Since the firm's founding, socially responsible investing has been gaining momentum on a global scale. Domini notes the funds that have formed within China and Korea, her invitations to conferences in Brazil and Argentina, and California's recent decision to divest from the Sudan . "Socially responsible investing is now moving into the next phase," she speculates. "Mandates for social responsibility in the investment decision-making process have rolled out through pension funds all over Europe." Her vision for the future of Socially Responsible Investing comprises a growth in product offering and selection that leads to a day when all investments consider the social impact of using money responsibly.

Domini believes that this goal is not merely beneficial to the global community, but also to the individual investor. She argues that a portfolio of securities biased by certain social criteria has an advantage over a non-biased portfolio, as "evaluating a company's social and environmental impact leads the investor to make investments in companies with stronger more positive corporate cultures and is, in a way, an evaluation of the management of that company." A socially biased portfolio is thus an investment in forward-thinking management teams.

The obvious drawback of an ethically skewed portfolio is the inherent sector bias. "When investing with criteria that relate to the environment or human dignity, one is almost certainly going to find fewer opportunities in the natural resource extraction fields," Domini admits, "However, most people purchase stocks in a more active way and can easily compensate for the sector bias." With socially responsible investing expanding globally, regional and country specific biases become a concern as well. The Domini European Social Equity Fund has difficulty identifying socially responsible companies based in Russia, for example. But Domini stresses that the tendency toward high quality management teams generally outweighs sector constraints.

In additional to the internal obstacles, there exist external obstacles. "Ten years ago performance was a factor because as a young industry, socially responsible investing did not have a strong enough track record to pacify investors," Domini says. But with the proliferation of corporate social responsibility things have changed, "Today the challenge is getting people to 'connect the dots', and see that their investment decisions impact the world."

The proliferation of socially responsible investment firms is a challenge in itself, causing Domini Social Investments to no longer be the only game in town. Fees in the retail market remain consistent, however pressure from pension funds compels the firm to develop lower cost products. Domini sees the competition as vital to the CSR movement because it leads to greater transparency and accountability, as well as corporations that are eager to be part of the solution. "This may cost me something in that I don't have a corner on the market," she acknowledges, "but I gain so much more that I cannot feel anything but deep satisfaction with the amount of competition that exists."

When asked about the next steps for her firm, Domini discusses the firm's recent self-analysis, which determined that all equity products would be managed in a quantitative fashion . By January 2007, the Domini Pac-Asia Social Equity Fund and the Domini Eur-Asia Social Equity Fund will be added to the U.S. equity and European equity portfolio, and from then on Domini plans to continue to roll out new funds addressing geographic areas, each with the responsible standards for investment characteristic of the firm and the quantitative investment approach utilized for the stock selection process.

"The financial services industry is tremendous," says Domini.
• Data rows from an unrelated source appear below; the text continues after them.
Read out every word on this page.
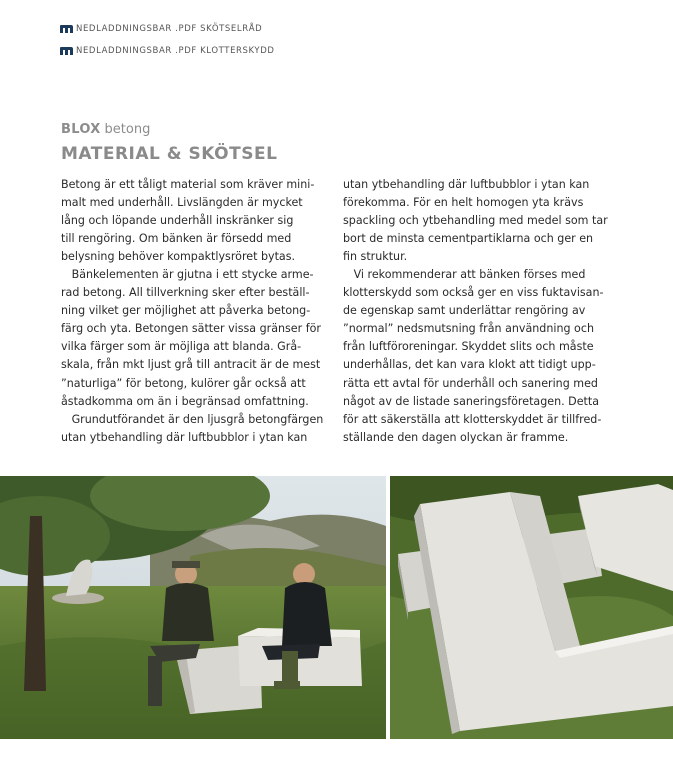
NEDLADDNINGSBAR .PDF SKÖTSELRÅD
NEDLADDNINGSBAR .PDF KLOTTERSKYDD
BLOX betong
MATERIAL & SKÖTSEL
Betong är ett tåligt material som kräver mini-
malt med underhåll. Livslängden är mycket
lång och löpande underhåll inskränker sig
till rengöring. Om bänken är försedd med
belysning behöver kompaktlysröret bytas.
Bänkelementen är gjutna i ett stycke arme-
rad betong. All tillverkning sker efter beställ-
ning vilket ger möjlighet att påverka betong-
färg och yta. Betongen sätter vissa gränser för
vilka färger som är möjliga att blanda. Grå-
skala, från mkt ljust grå till antracit är de mest
”naturliga” för betong, kulörer går också att
åstadkomma om än i begränsad omfattning.
Grundutförandet är den ljusgrå betongfärgen
utan ytbehandling där luftbubblor i ytan kan
utan ytbehandling där luftbubblor i ytan kan
förekomma. För en helt homogen yta krävs
spackling och ytbehandling med medel som tar
bort de minsta cementpartiklarna och ger en
fin struktur.
Vi rekommenderar att bänken förses med
klotterskydd som också ger en viss fuktavisan-
de egenskap samt underlättar rengöring av
”normal” nedsmutsning från användning och
från luftföroreningar. Skyddet slits och måste
underhållas, det kan vara klokt att tidigt upp-
rätta ett avtal för underhåll och sanering med
något av de listade saneringsföretagen. Detta
för att säkerställa att klotterskyddet är tillfred-
ställande den dagen olyckan är framme.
She explains that the five largest economies combined (European Union, USA, Canada, Japan, and China) only represented $34 trillion out of $293 trillion worth of outstanding derivatives at the end of June 2006. "Finance is much larger than countries and much more powerful. If investors of the world fail to recognize that finance is driving everything, then sustainable environment and human dignity cannot be achieved. I therefore view socially responsible investing as the most comprehensive and direct way of improving our world and our society."